There is probably somebody on this forum who knows the negative implications of adding water at this point. If you certainly can't help yourself, make sure you at least boil your 1 gallon for 10 minutes, let it cool then toss it in to the fermenter. Just understand that adding to it now always gives bacteria and other nasties to get in there. That's my 2 cents.
 
Depends on your tastes. If it's an Ale, it will be more like an Old Ale. If it's an IPA it will be more like a Double IPA. If you were planning on a session then I would be inclined to add a gallon of purified water now while you still have a bunch of active yeast and any unwanted intruders can't take hold. (although the alternate thought of "finish fermentation so the yeast consume all the food before potentially introducing unwanted bacteria" is also sound).
 
It's an Irish Red.
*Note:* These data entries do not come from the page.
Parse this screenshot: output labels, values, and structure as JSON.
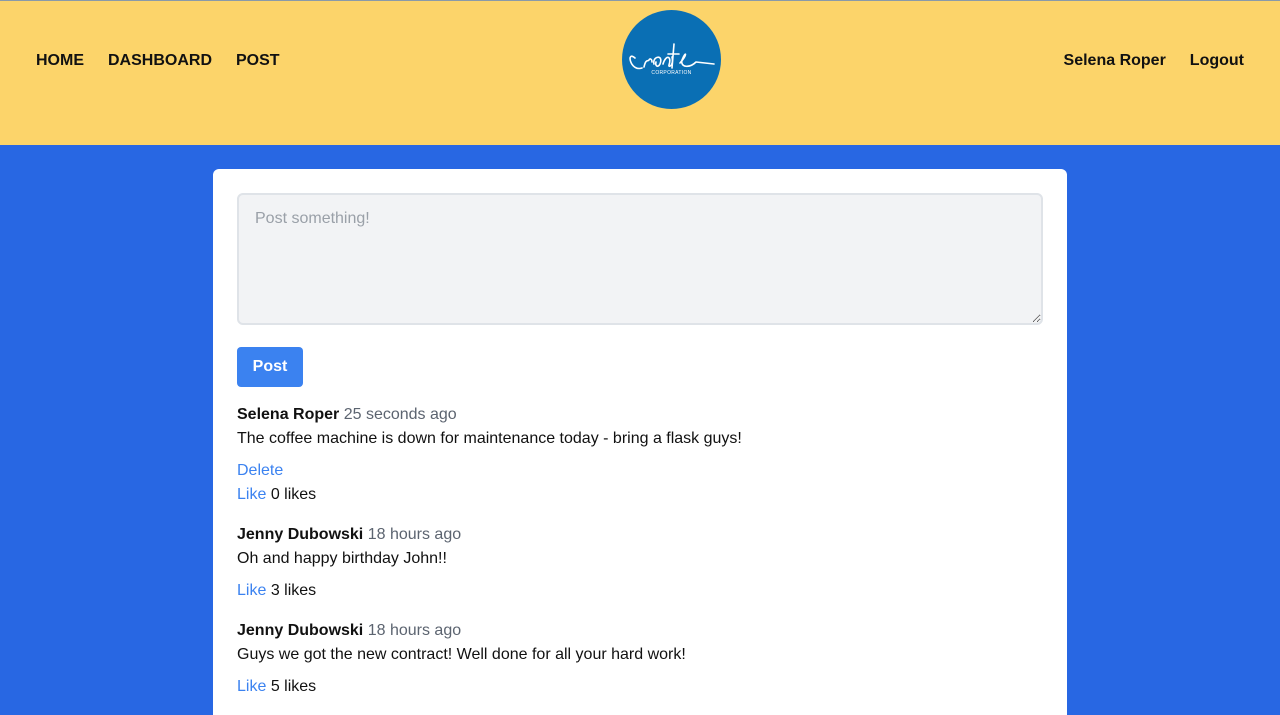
{
  "nav": {
    "left": [
      "HOME",
      "DASHBOARD",
      "POST"
    ],
    "user": "Selena Roper",
    "logout": "Logout"
  },
  "logo": {
    "text": "Create",
    "subtext": "CORPORATION"
  },
  "composer": {
    "placeholder": "Post something!",
    "value": ""
  },
  "post_button": "Post",
  "posts": [
    {
      "author": "Selena Roper",
      "time": "25 seconds ago",
      "body": "The coffee machine is down for maintenance today - bring a flask guys!",
      "delete_label": "Delete",
      "like_label": "Like",
      "likes": "0 likes"
    },
    {
      "author": "Jenny Dubowski",
      "time": "18 hours ago",
      "body": "Oh and happy birthday John!!",
      "like_label": "Like",
      "likes": "3 likes"
    },
    {
      "author": "Jenny Dubowski",
      "time": "18 hours ago",
      "body": "Guys we got the new contract! Well done for all your hard work!",
      "like_label": "Like",
      "likes": "5 likes"
    }
  ],
  "colors": {
    "header_bg": "#fcd46a",
    "page_bg": "#2867e3",
    "accent": "#3b82f0",
    "logo_bg": "#0a6fb4"
  }
}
More bitter isn't necessarily a bad thing (in my opinion).
 
Wait for bottling and taste it. If you do add water, make sure to boil it, cool it, and then add it by siphoning to the bottling bucket before siphoning the beer to reduce oxidation. I prefer an Imperial Red to a standard anyway.

I did the opposite for my second batch, turned a 5 gallon oatmeal stout kit into a 6 gallon porter. It was fine.
 
In an Irish Red the outcome could actually be pretty good left alone, might finish heavy bodied like a traditional Irish Red Ale. My last IR was a little short on water and I actually liked it better and adjusted for it.